Петр отрывается от работы:

– А может, ему, правда, жарко?

– А почему тогда ему одному жарко? – спрашивает Фома.

– Мне вот тоже, например, жарко, – утверждает Петр.

– Конечно, он сидит, а ты работаешь! – злится Фома.

– Да пусти его искупаться, – заступается за Серегу Григорий.

– Нечего‑нечего баловать! – доносится сверху голос Алексея. – Пускай со всеми сидит!

– А ты бы помалкивал! – крикнул Григорий. – Весь день сопишь, как сурок, вниз только пожрать да по нужде спускаешься!

– А ты что, работенку мне какую подыскал?! – язвит задетый за живое Алексей.

– Да ты ее сам подыскал, как хотел!

– Ну и все! – голова Алексея скрывается, но злой голос его продолжает бубнить: – А если все сидят, Сережка тоже пусть с нами…

– Да чего вы все! – снова вмешивается Петр. – Отпустили бы, так он бы уж и прибежал давно!

– Да ему только дай, он до посинения в воде сидеть будет! – рокочет голос Алексея. – Взбрело в башку, что жарко, вот и ноет.

– Где ж он ноет‑то? – возмущается Петр. – Это ты ноешь все время!

– Это я первый раз сказал, жарко, а не Сергей, – вступается Григорий.

– Ну хватит!

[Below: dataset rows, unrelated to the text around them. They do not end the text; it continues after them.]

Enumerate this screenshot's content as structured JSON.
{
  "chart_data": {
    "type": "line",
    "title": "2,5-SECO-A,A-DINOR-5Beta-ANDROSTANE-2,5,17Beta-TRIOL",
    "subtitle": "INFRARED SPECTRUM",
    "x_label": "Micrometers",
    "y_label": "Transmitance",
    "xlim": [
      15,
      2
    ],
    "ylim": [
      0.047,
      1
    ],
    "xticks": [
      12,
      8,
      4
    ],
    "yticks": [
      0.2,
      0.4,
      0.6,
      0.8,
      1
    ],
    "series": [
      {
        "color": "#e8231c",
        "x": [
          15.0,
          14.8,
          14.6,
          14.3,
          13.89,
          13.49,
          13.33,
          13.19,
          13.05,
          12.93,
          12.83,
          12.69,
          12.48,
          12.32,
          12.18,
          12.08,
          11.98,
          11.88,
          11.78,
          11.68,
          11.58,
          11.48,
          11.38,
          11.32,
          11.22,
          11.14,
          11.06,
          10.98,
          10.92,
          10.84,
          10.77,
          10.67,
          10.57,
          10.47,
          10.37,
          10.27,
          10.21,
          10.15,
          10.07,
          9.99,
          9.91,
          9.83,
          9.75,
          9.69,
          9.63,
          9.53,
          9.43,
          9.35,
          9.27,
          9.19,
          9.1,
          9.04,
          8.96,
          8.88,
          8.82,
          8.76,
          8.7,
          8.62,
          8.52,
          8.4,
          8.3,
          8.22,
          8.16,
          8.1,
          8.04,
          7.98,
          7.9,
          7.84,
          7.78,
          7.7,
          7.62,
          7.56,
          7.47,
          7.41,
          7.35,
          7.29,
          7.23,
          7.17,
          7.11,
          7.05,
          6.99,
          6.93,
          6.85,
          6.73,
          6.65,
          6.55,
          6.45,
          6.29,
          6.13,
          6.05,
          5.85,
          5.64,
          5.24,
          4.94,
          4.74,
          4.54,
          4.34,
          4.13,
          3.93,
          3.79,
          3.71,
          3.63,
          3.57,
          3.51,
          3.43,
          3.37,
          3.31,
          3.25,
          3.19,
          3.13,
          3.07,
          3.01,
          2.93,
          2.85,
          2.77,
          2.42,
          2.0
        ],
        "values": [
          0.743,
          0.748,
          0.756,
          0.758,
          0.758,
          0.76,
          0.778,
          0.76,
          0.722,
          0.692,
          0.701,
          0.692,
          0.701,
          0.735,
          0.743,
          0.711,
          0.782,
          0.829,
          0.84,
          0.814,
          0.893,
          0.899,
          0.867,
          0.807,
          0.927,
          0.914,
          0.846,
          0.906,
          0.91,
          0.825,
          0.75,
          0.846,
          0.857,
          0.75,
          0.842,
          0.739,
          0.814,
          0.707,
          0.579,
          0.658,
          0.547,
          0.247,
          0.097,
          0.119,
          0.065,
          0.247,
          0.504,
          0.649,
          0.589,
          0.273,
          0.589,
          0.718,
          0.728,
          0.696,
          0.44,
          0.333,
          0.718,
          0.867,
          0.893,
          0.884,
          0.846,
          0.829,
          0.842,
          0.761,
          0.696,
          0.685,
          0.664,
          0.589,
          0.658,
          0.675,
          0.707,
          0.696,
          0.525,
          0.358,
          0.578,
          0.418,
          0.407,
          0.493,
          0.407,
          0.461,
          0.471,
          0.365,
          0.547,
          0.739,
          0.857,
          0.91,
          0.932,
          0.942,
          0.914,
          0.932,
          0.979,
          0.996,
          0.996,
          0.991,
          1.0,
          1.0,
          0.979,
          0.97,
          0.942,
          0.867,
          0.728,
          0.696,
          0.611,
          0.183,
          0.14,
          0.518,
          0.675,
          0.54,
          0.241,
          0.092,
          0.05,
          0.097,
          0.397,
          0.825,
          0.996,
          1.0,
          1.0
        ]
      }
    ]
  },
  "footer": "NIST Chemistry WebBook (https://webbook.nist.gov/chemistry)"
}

Всё! – теряет терпение Фома и обращается к Сереге: – Хочешь купаться – иди! Ну?!

Серега сидит на лесах, опустив голову, напуганный скандалом, возникшим из‑за его безобидной просьбы.

– Ну иди! Что ж ты?! Иди! – свирепеет Фома. – Вот видите?! – обращается он ко всем, но в это время в дверях появляется нескладная фигура в рясе.

Это ключарь собора Патрикей. Он делает Фоме какие‑то таинственные знаки. Сутулый, с безумными черными глазами и долгоносым лицом, Патрикей похож на облезшую птицу. Лицо его покрыто испариной, и весь его вид говорит о том, что он крепко выпил и чем‑то очень взволнован.

– Слушай, Фома, тут такое, дело такое! Только тс‑с‑с‑с! – вытаращив глаза, Патрикей прикладывает к губам длинный палец. – Захожу я сейчас к архиерею к нашему, захожу сейчас, а там! Крик такой, крик, гам, крик, архиерей в исподнем, красный весь архиерей бегает! Нету моего, говорит, терпенья, нету! Все! Все! (Это он про вас все такое!) Два целых месяца, как все подготовлено, мол, два месяца! Не чешутся, бездельничают, кричит, сколько денег запросили, а бездельничают, и ничего не готово! (А вы правда много денег запросили? А?)

– Да какой там! – сникает Фома.

– Мне, говорит, все равно! Рублев Андрей, Даниил Черный! Все равно! А денег сколько! Шум, гам, в одном исподнем архиерей, красный весь даже! Да будь они Феофаны, кричит, оба, и то мне все равно! Что, кричит, это такое? Что?! И вот такое лицо скорчил! – Патрикей строит невероятную рожу и повторяет, словно в жару: – Что мне Рублев и Даниил! Мне нужно, чтоб собор к осени расписан был, и конец! Гонца снарядил с жалобой прямо к великому князю, гонца снарядил к великому…

Фома молчит…

– Что, а? Еще не начали? – спрашивает он, глядя на Фому добрыми сумасшедшими глазами. – Знаете, вы… вы давайте, а то знаете… А Андрей где?

– Опять ушел куда‑то… – пожимает плечами Фома.

– А, может, вы без него? Давайте, начинайте расписывать без него…

Фома сердито усмехается.

– Чего смеешься? – громко шепчет ключарь. – Вон вас сколько! Если он чего не решил – вой вас сколько! Один ведь он, ум хорош, а два… Где он?

Фома оглядывается и, взяв ключаря под руку, уводит во двор.

Мастера неподвижно сидят на своих местах. В тишине раздается монотонный скрежет Петрова мастерка.

– Да хватит тебе! – не выдерживает Григорий. – У меня уже в глазах рябит от стенки твоей! Чего ты ее мусолишь?!

Он пересекает придел и, сев на бревно, отворачивается к сияющей белизной стене.

 

Матово сияют широкие поля цветущей гречихи. Гречиха бела, как выбеленные стены Успенского собора. Андрей и Даниил, измученные, бредут по горячей пыли и спорят:

– Нет, я так не могу! Ты скажи: да или нет! – возмущается Даниил.

– Чего?

– Да или нет! В Москве было все обговорено или не было? Скажи! Ведь все до последней мелочи обговорили! Сам великий князь утвердил!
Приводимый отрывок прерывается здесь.